Mercedes is the latest car company to be affected by a recall, which will involve about one million cars sold in recent years.

The recall, which involves A, B, C and E-Class cars, CLA cars, GLA and GLC sports utility vehicles, has been prompted by a risk of fire, after 51 fires were reported.

All the cars affected by the recall have been manufactured and sold in recent years but specific years have not yet been identified.

The company said no injuries or deaths were reported relating to the vehicles but that it will begin recalling in the US market in July when parts become available.

There has been no confirmation of a recall in Ireland but a spokesman for the company in the UK has been reported in Car Dealer magazine as saying there are potentially 75,000 cars which will be affected by a recall.

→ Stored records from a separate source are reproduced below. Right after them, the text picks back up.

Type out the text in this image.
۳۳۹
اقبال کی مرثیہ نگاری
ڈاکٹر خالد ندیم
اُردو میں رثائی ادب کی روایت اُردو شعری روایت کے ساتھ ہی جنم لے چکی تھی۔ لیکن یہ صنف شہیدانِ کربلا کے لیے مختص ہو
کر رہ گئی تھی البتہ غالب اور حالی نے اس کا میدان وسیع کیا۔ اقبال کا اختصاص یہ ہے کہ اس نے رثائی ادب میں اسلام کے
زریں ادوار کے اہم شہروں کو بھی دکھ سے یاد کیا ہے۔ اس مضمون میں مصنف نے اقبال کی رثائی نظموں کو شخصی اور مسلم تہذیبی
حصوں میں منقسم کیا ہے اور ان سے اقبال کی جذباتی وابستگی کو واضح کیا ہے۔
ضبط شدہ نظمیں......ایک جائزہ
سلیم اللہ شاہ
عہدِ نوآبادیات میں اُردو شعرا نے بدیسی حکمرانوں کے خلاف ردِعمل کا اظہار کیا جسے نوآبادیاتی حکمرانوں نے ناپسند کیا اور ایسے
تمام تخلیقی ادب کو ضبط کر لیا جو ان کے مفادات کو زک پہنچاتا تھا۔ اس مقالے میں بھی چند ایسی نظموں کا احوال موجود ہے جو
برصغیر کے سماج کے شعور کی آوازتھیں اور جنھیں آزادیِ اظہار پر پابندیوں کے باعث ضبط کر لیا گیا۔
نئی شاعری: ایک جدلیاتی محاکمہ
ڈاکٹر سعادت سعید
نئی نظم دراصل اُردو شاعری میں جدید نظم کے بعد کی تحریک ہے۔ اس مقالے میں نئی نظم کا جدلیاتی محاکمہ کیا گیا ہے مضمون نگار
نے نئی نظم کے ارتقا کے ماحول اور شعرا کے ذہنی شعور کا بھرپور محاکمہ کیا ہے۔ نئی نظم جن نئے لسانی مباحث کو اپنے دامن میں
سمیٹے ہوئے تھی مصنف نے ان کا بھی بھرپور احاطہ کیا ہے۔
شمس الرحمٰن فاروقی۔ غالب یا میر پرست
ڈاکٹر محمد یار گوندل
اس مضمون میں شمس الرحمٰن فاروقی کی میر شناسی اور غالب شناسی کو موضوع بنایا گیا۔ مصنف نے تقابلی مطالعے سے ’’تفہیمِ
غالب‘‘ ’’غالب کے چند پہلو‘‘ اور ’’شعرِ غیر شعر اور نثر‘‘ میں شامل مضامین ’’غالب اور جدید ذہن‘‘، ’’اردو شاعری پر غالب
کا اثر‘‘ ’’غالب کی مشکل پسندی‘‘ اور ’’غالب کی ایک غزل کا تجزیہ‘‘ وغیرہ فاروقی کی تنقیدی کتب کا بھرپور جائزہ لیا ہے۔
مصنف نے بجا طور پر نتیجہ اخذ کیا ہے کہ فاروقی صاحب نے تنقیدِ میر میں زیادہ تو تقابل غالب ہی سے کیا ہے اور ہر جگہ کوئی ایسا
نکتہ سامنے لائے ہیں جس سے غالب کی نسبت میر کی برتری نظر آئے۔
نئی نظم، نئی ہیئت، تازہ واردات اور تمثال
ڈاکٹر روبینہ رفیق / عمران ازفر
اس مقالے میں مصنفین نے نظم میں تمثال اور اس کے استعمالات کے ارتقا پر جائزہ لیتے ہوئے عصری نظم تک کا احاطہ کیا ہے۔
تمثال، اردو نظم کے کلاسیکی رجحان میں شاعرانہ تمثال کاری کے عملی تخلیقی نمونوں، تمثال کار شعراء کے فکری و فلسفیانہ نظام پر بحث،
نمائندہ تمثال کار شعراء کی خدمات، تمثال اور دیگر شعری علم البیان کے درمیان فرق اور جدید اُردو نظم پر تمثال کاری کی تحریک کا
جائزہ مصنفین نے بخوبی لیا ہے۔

The cars sold in Ireland are built at the same plants as those in the UK, so a recall is also likely here. The company has said it will contact owners this month.
A fix has been implemented in the production of new vehicles and vehicles still at dealerships will be fixed before they are sold, the company said. The issue relates to a potentially faulty fuse.
"Any affected vehicles in inventory will not be sold until they can be outfitted with the additional fuse," said a Mercedes-Benz spokesman.
Of the million vehicles to be recalled, 307,629 are in the United States.
The company did not immediately have a breakdown of where vehicles will be recalled outside of the United States.
The United States is among the three biggest markets forMercedes-Benz, the others being China and Germany.
Of the 51 fires, 30 were reported in the US market, an American Mercedes-Benz spokesman said.
Mercedes-Benz and Daimler said it would begin to notify its US customers late in March. It didn't say when owners in other markets would be notified.

Mercedes in Ireland recently joined the top ten sellers on the Irish market after a 10% price reduction was offered to new customers. It sold 3,000 new cars in Ireland last year and almost 2,000 in the first two months of this year.